Chipotle was basically the only U.S. Mexican restaurant chain not to have the sought-after cheese dip, so one could say it was long overdue. It also seems reasonably priced enough to become a high-volume impulse buy. And with recent avocado price spikes, it's likely higher-margin (at least at present) than guacamole.
Bunuelos also look as though they might make either a great dessert or addictive mid-afternoon snack (when traffic is slower). Speaking of off-hours, the new frozen margaritas could make Chipotle an affordable happy-hour destination, as no tip would be required.
... And the downside
The downside to all this is that the new menu additions could add complication to restaurants where workers are already working at high capacity, as anyone who's ever been to a Chipotle at peak times can attest. The company has been the target of several worker lawsuits in the past couple of years, and it's hard to believe these new initiatives won't require extra effort. More menu items mean more complication, which increases the possibility of mistakes, or poor customer service. As last week's norovirus incident in northern Virginia shows, the company has very little margin for error on that front.

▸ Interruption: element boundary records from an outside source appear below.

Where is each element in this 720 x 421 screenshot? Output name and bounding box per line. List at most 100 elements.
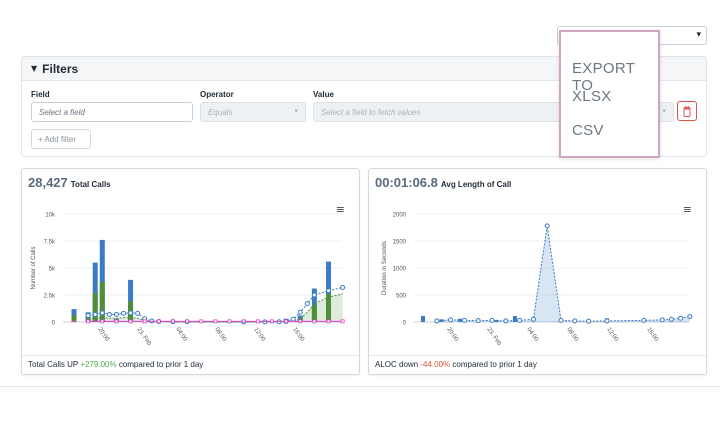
operator-select[interactable]: Equals ▾ xyxy=(200,102,306,122)
operator-label: Operator xyxy=(200,90,234,99)
aloc-value: 00:01:06.8 xyxy=(375,175,438,190)
data-point xyxy=(312,319,317,324)
data-point xyxy=(340,284,346,290)
card-footer: ALOC down -44.00% compared to prior 1 da… xyxy=(369,355,706,373)
data-point xyxy=(213,319,218,324)
footer-suffix: compared to prior 1 day xyxy=(450,360,537,369)
card-heading: 28,427 Total Calls xyxy=(28,175,111,190)
data-point xyxy=(558,317,564,323)
bar xyxy=(71,315,77,322)
data-point xyxy=(106,311,112,317)
filters-title: Filters xyxy=(42,61,79,76)
data-point xyxy=(434,318,440,324)
y-tick-label: 10k xyxy=(45,213,56,219)
aloc-chart: 0 500 1000 1500 2000 Duration in Seconds 20:00… xyxy=(382,213,693,347)
data-point xyxy=(199,319,204,324)
x-tick-label: 20:00 xyxy=(445,327,459,343)
bar xyxy=(71,309,77,322)
export-csv-option[interactable]: CSV xyxy=(572,122,604,139)
export-xlsx-option[interactable]: XLSX xyxy=(572,88,612,105)
add-filter-button[interactable]: + Add filter xyxy=(31,129,91,149)
x-tick-label: 04:00 xyxy=(174,327,188,343)
data-point xyxy=(678,315,684,321)
data-point xyxy=(100,319,105,324)
data-point xyxy=(572,318,578,324)
bar xyxy=(99,282,105,322)
divider xyxy=(0,386,720,387)
operator-placeholder: Equals xyxy=(208,108,233,117)
x-tick-label: 23. Feb xyxy=(135,327,152,348)
delete-filter-button[interactable] xyxy=(677,101,697,121)
field-select[interactable]: Select a field xyxy=(31,102,193,122)
data-point xyxy=(298,319,303,324)
x-tick-label: 04:00 xyxy=(525,327,539,343)
bar xyxy=(92,262,98,322)
data-point xyxy=(517,317,523,323)
y-tick-label: 500 xyxy=(396,294,407,300)
data-point xyxy=(641,317,647,323)
data-point xyxy=(290,316,296,322)
data-point xyxy=(128,310,134,316)
bar xyxy=(513,316,517,322)
data-point xyxy=(99,310,105,316)
data-point xyxy=(475,318,481,324)
data-point xyxy=(326,319,331,324)
y-tick-label: 0 xyxy=(403,321,407,327)
data-point xyxy=(668,316,674,322)
data-point xyxy=(311,292,317,298)
data-point xyxy=(326,288,332,294)
data-point xyxy=(270,319,274,324)
x-tick-label: 12:00 xyxy=(605,327,619,343)
data-point xyxy=(659,317,665,323)
data-point xyxy=(92,311,98,317)
data-point xyxy=(544,223,550,229)
x-tick-label: 08:00 xyxy=(565,327,579,343)
x-tick-label: 12:00 xyxy=(252,327,266,343)
y-tick-label: 2000 xyxy=(393,213,407,219)
data-point xyxy=(255,319,260,324)
x-tick-label: 20:00 xyxy=(96,327,110,343)
chevron-down-icon: ▾ xyxy=(696,30,701,40)
bar xyxy=(128,279,134,322)
area-fill xyxy=(436,225,690,322)
bar xyxy=(311,288,317,322)
footer-prefix: ALOC down xyxy=(375,360,421,369)
y-tick-label: 0 xyxy=(52,321,56,327)
data-point xyxy=(262,319,268,325)
data-point xyxy=(284,319,289,324)
y-axis-label: Number of Calls xyxy=(31,246,37,289)
bar xyxy=(457,318,462,322)
x-tick-label: 08:00 xyxy=(213,327,227,343)
data-point xyxy=(503,318,509,324)
y-tick-label: 1000 xyxy=(393,267,407,273)
chart-menu-icon[interactable]: ≡ xyxy=(682,203,692,216)
field-placeholder: Select a field xyxy=(39,108,85,117)
data-point xyxy=(241,319,246,324)
total-calls-value: 28,427 xyxy=(28,175,68,190)
total-calls-label: Total Calls xyxy=(70,180,111,189)
data-point xyxy=(128,319,133,324)
data-point xyxy=(227,319,232,324)
data-point xyxy=(156,319,161,324)
data-point xyxy=(586,318,592,324)
y-tick-label: 7.5k xyxy=(44,240,56,246)
value-label: Value xyxy=(313,90,334,99)
data-point xyxy=(135,310,141,316)
y-tick-label: 5k xyxy=(49,267,56,273)
data-point xyxy=(86,319,91,324)
total-calls-chart: 0 2.5k 5k 7.5k 10k Number of Calls 20:00 23. Fe… xyxy=(31,213,346,348)
aloc-label: Avg Length of Call xyxy=(440,180,512,189)
chevron-down-icon: ▾ xyxy=(662,107,666,115)
data-point xyxy=(297,309,303,315)
caret-down-icon: ▼ xyxy=(31,64,38,73)
chevron-down-icon: ▾ xyxy=(294,107,298,115)
data-point xyxy=(142,319,147,324)
chart-menu-icon[interactable]: ≡ xyxy=(335,203,345,216)
card-footer: Total Calls UP +279.00% compared to prio… xyxy=(22,355,359,373)
data-point xyxy=(185,319,190,324)
field-label: Field xyxy=(31,90,50,99)
export-menu: EXPORT TO XLSX CSV xyxy=(559,30,660,158)
bar xyxy=(311,305,317,322)
y-tick-label: 2.5k xyxy=(44,294,56,300)
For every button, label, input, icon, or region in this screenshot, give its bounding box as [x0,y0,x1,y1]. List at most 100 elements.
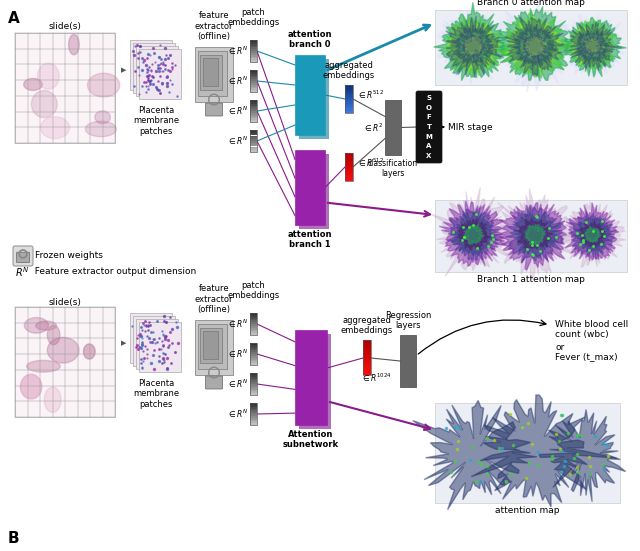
Text: $\in R^N$: $\in R^N$ [227,45,248,57]
Bar [250,40,257,62]
Text: Regression
layers: Regression layers [385,311,431,330]
Bar [250,373,257,375]
Bar [250,141,257,143]
Bar [250,348,257,350]
FancyBboxPatch shape [205,103,223,116]
Bar [250,105,257,107]
Bar [250,347,257,348]
Bar [250,51,257,53]
Bar [250,139,257,141]
Bar [363,340,371,343]
Bar [345,101,353,104]
Bar [250,40,257,42]
Bar [250,130,257,152]
Polygon shape [570,212,617,260]
Bar [250,333,257,335]
Bar [250,386,257,388]
Bar [363,363,371,366]
Bar [345,92,353,94]
Bar [250,150,257,152]
Text: patch
embeddings: patch embeddings [227,280,280,300]
Bar [250,42,257,44]
Bar [345,163,353,165]
Bar [195,47,233,102]
Text: patch
embeddings: patch embeddings [227,8,280,27]
Polygon shape [523,33,547,62]
Bar [250,70,257,72]
Bar [250,382,257,384]
Text: O: O [426,105,432,111]
Text: $\in R^N$: $\in R^N$ [227,408,248,420]
Bar [133,316,175,366]
Polygon shape [458,218,491,250]
Bar [130,40,172,90]
Polygon shape [431,187,514,277]
Text: ▶: ▶ [122,67,127,73]
Polygon shape [495,7,573,82]
Bar [250,320,257,322]
Text: classification
layers: classification layers [368,159,418,179]
Bar [250,47,257,49]
Bar [203,331,218,359]
Polygon shape [493,0,573,92]
Bar [15,33,115,143]
Bar [345,85,353,87]
Bar [250,79,257,81]
Polygon shape [83,344,95,359]
Bar [385,100,401,155]
Polygon shape [525,36,546,57]
Bar [133,43,175,93]
Bar [345,160,353,163]
Bar [250,148,257,150]
Text: Feature extractor output dimension: Feature extractor output dimension [29,267,196,277]
Bar [345,87,353,90]
Text: B: B [8,531,20,546]
Text: $\in R^{512}$: $\in R^{512}$ [357,89,384,101]
Text: aggregated
embeddings: aggregated embeddings [341,316,393,335]
Bar [250,134,257,136]
Bar [250,72,257,74]
Bar [250,405,257,407]
FancyBboxPatch shape [13,246,33,266]
Bar [250,379,257,380]
Bar [250,74,257,75]
Text: $\in R^N$: $\in R^N$ [227,105,248,117]
Bar [345,158,353,160]
Bar [345,109,353,111]
Bar [250,356,257,358]
Bar [130,313,172,363]
Bar [250,352,257,354]
Bar [250,326,257,328]
Bar [250,58,257,60]
Bar [250,380,257,382]
Bar [250,49,257,51]
Bar [345,99,353,101]
Text: M: M [426,134,433,140]
Text: $\in R^{1024}$: $\in R^{1024}$ [361,372,392,384]
Bar [345,165,353,167]
Polygon shape [505,15,564,76]
Polygon shape [511,24,557,69]
Bar [345,94,353,96]
FancyBboxPatch shape [416,91,442,163]
Bar [250,375,257,377]
Bar [250,81,257,83]
Bar [250,416,257,418]
Text: A: A [8,11,20,26]
Text: $\in R^N$: $\in R^N$ [227,378,248,390]
Bar [345,96,353,99]
Bar [250,100,257,122]
Bar [345,106,353,109]
Polygon shape [566,20,618,69]
Bar [363,372,371,375]
Polygon shape [568,22,621,71]
Polygon shape [518,219,552,249]
Bar [345,90,353,92]
Bar [299,154,329,229]
Bar [15,307,115,417]
Polygon shape [458,32,488,61]
Bar [363,343,371,346]
Text: $\in R^N$: $\in R^N$ [227,135,248,147]
Bar [363,346,371,349]
Bar [345,179,353,181]
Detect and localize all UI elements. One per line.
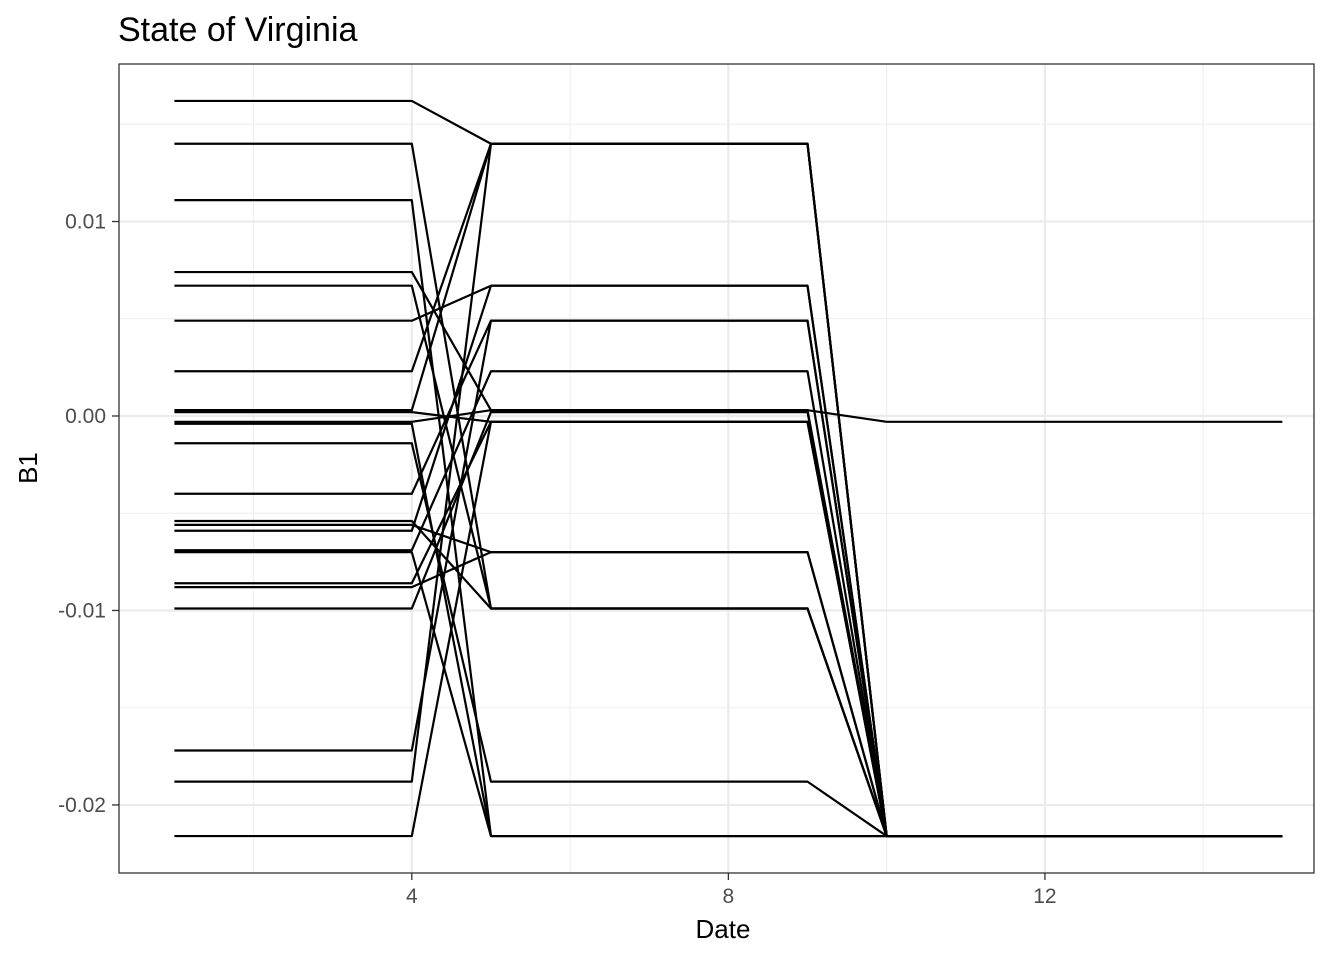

Moreover, the company had traditionally achieved such amazing unit economics and return on invested capital because its processes were streamlined, so a small crew could serve a huge amount of customers in a short amount of time -- known as "throughput." So while menu innovations can be exciting, if they prove unsuccessful in driving additional sales, Chipotle will have to deal with extra items, and potentially higher labor costs, without a sustained revenue increase. That could potentially hurt the bottom line, and if the company removes an item due to poor performance, it would make for yet another poor headline.
Chipotle is changing its long-standing strategy on menu innovation. Will such a departure precipitate an elusive turnaround, or lead to even more headaches? The next year should be quite interesting to watch.